A series of analyses offers no consensus on the safety of drug-eluting stents (DES) compared with bare metal stents. Depending on the study, DES either result in an increase in major adverse coronary events (MACE) or a decrease in subsequent need for coronary artery bypass graft (CABG) surgery and repeat percutaneous coronary intervention without an excess of adverse clinical events.
A series of analyses offers no consensus on the safety of drug-eluting stents (DES) compared with bare metal stents. Depending on the study, DES either result in an increase in major adverse coronary events (MACE) or a decrease in subsequent need for coronary artery bypass graft (CABG) surgery and repeat percutaneous coronary intervention without an excess of adverse clinical events,
In a registry of 9,043 patients undergoing intracoronary stenting at LDS Hospital/University of Utah, the rates of MACE, defined as death, nonfatal myocardial infarction, target vessel revascularization, or CABG were assessed out to 3 years for patients receiving either bare metal or DES.
"After the first year, there were statistically worse outcomes with drug-eluting stents versus bare metal stents," said Joseph B. Muhlestein, MD, co-author of the study.
The risk of MACE was increased by 36% ( P <.0001) and all-cause death was 93% more likely ( P <.0001) with DES, Dr. Muhlestein said. Furthermore, although the DES reduced the rate of target lesion revascularization, non-target lesion-related revascularization was more common with the DES, resulting in a significant increase in all forms of coronary revascularization at 3 years.
The DES may have contributed to an acceleration of atherosclerosis in nonstented coronary segments, Dr. Muhlestein said, a contention supported by other studies that have demonstrated evidence of endothelial dysfunction in coronary segments distal to the DES.
David O. Williams, MD, from Rhode Island Hospital in Providence, R.I., presented findings from a National Heart, Lung, and Blood Institute (NHLBI) registry of 3,223 patients who received either a bare metal stent (October 2001 to March 2002) or a DES (February to May 2004).
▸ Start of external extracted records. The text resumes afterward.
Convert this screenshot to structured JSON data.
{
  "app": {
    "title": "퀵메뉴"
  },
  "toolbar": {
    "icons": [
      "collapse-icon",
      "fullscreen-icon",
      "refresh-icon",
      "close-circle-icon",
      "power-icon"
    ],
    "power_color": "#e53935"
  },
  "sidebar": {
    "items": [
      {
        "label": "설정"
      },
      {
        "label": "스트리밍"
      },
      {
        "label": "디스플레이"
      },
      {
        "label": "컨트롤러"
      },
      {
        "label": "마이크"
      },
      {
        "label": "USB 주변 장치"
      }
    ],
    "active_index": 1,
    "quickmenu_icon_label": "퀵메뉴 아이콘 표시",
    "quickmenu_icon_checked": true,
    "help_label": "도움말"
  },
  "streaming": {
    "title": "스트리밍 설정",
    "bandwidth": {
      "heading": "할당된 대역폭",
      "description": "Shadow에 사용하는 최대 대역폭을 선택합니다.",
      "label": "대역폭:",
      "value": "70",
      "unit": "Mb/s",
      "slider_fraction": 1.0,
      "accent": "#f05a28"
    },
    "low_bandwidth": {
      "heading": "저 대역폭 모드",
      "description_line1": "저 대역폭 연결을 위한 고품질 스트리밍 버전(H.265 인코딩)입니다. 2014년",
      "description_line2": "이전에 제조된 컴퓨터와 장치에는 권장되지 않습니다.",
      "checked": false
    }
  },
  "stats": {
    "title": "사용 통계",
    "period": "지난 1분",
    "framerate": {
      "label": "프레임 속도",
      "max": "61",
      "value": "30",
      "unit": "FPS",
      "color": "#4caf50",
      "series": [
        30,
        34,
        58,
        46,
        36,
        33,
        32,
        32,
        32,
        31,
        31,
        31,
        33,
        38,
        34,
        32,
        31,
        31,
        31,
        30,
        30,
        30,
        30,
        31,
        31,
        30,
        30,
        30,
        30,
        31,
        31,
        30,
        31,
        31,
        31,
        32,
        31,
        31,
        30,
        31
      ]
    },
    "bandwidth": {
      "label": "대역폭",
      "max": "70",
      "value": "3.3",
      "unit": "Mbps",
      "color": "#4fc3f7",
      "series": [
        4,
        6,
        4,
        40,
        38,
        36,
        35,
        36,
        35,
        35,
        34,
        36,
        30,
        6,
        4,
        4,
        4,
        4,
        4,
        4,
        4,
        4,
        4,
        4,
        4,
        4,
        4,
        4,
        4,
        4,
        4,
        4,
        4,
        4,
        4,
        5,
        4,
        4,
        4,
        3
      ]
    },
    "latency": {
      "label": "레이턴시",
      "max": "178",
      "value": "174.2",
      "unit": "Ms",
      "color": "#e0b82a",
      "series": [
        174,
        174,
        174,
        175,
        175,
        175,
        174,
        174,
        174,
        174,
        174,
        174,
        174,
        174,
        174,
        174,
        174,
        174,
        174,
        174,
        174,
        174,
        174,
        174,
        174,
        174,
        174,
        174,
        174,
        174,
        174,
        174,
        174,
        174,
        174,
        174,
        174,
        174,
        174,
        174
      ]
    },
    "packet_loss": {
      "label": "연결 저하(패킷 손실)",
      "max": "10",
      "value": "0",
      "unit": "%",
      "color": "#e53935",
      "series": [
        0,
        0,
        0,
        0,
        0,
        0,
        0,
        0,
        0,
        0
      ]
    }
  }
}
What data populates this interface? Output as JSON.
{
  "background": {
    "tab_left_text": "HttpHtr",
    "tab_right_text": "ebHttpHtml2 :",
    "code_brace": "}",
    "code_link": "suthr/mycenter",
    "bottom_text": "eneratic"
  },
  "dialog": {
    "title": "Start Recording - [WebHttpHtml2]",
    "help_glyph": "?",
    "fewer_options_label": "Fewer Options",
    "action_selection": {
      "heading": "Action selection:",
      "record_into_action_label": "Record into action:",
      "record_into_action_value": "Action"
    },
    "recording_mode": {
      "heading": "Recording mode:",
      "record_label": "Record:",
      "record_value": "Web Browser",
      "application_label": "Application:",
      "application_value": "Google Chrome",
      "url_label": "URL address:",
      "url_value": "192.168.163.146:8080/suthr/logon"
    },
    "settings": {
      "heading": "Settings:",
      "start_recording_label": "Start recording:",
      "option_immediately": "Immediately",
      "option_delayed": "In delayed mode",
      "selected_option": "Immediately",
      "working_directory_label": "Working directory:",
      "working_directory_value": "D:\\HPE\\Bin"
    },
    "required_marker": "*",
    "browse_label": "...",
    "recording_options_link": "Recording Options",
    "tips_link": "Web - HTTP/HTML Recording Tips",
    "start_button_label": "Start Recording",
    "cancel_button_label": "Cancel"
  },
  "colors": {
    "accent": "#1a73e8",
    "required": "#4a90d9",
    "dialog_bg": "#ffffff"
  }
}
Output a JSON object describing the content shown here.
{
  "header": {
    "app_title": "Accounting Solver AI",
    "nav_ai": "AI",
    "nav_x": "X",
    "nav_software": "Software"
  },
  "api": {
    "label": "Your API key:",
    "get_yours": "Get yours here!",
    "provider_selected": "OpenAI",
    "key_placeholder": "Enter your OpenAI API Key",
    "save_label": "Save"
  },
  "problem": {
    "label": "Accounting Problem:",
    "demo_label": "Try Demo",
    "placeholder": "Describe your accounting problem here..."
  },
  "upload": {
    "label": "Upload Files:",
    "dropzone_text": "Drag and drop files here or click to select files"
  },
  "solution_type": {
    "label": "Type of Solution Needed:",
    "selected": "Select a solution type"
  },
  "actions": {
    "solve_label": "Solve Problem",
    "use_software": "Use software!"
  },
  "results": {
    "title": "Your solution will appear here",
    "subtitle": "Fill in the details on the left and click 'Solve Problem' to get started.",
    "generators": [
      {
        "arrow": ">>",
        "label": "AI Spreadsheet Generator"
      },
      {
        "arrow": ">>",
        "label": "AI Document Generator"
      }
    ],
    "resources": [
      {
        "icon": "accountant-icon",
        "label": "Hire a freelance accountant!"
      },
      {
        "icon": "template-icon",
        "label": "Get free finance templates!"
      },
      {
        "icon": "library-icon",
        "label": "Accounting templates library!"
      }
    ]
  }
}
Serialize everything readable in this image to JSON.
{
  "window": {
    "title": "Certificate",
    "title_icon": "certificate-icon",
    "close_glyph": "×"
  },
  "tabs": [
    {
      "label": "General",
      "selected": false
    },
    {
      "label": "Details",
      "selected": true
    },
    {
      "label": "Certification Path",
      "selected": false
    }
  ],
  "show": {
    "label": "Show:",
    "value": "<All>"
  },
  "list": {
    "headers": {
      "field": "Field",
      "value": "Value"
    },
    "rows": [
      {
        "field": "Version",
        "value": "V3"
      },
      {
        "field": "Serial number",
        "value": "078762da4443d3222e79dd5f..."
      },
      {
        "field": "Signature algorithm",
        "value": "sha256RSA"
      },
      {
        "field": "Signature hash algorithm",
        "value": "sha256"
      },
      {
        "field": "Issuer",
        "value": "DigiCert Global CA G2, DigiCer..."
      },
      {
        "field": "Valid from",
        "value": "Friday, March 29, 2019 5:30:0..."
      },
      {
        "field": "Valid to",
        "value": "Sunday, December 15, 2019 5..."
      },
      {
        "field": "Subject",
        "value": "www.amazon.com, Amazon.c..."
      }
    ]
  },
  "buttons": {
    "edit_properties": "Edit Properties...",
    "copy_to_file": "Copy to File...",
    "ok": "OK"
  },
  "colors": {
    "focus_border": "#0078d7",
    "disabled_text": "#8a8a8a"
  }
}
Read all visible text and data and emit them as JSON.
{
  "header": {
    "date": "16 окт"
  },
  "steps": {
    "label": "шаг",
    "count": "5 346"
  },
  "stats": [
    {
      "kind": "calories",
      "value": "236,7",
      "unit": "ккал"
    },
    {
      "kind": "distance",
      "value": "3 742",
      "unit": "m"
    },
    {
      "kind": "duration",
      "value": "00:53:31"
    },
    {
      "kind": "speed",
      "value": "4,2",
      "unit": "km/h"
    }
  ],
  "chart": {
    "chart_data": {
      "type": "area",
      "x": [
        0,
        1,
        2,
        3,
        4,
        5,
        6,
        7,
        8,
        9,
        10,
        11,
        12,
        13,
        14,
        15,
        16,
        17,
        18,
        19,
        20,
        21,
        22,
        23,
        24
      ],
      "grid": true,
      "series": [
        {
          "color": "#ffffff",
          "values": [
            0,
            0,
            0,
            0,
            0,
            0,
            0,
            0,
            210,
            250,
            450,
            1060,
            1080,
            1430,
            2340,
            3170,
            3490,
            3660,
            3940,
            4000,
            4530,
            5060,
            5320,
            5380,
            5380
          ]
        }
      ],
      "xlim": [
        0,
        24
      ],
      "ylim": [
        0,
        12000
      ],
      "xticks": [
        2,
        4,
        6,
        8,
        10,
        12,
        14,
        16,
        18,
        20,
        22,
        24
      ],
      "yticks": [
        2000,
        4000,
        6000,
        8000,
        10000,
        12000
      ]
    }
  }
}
At 1 year, there was no difference in the rate of death or myocardial infarction (MI) between the 2 groups, while the need for CABG was significantly less with the DES compared with the bare metal stent (1.2% vs. 3.1%; P <.001). Target vessel revascularization, repeat revascularization, and MACE were all significantly less likely in the DES group.
Sidney Smith, MD, at the University of North Carolina, Chapel Hill, N.C., and past president of the American Heart Association (AHA), pointed out that the meta-analyses presented in September at the World Cardiology of Congress (WCC) meeting in Barcelona, Spain, showed that late stent thrombosis seemed to be a problem with the DES. Dr. Smith noted that Dr. Williams' follow-up was only 1 year, whereas Dr. Muhlestein's analysis followed patients for MACE at 3 years.
A third study of 505 patients undergoing primary angioplasty and treated with either bare metal or DES found an early advantage to DES with respect to target vessel revascularization. However, DES (either the sirolimus- or the paclitaxel-eluting stent) were no longer significantly superior to bare metal stents after 3 years of follow-up in reducing MACE, said lead investigator Joost Daemen, MD, from Thoraxcenter, Erasmus Medical Center, Rotterdam, Netherlands. Mortality was comparable between the bare metal stents and DES at 3 years.
"Fifty percent of target vessel revascularizations were performed after the first year of follow-up due to stent thrombosis, and 100% of the MIs after the first year were due to stent thrombosis" Dr. Daemen said.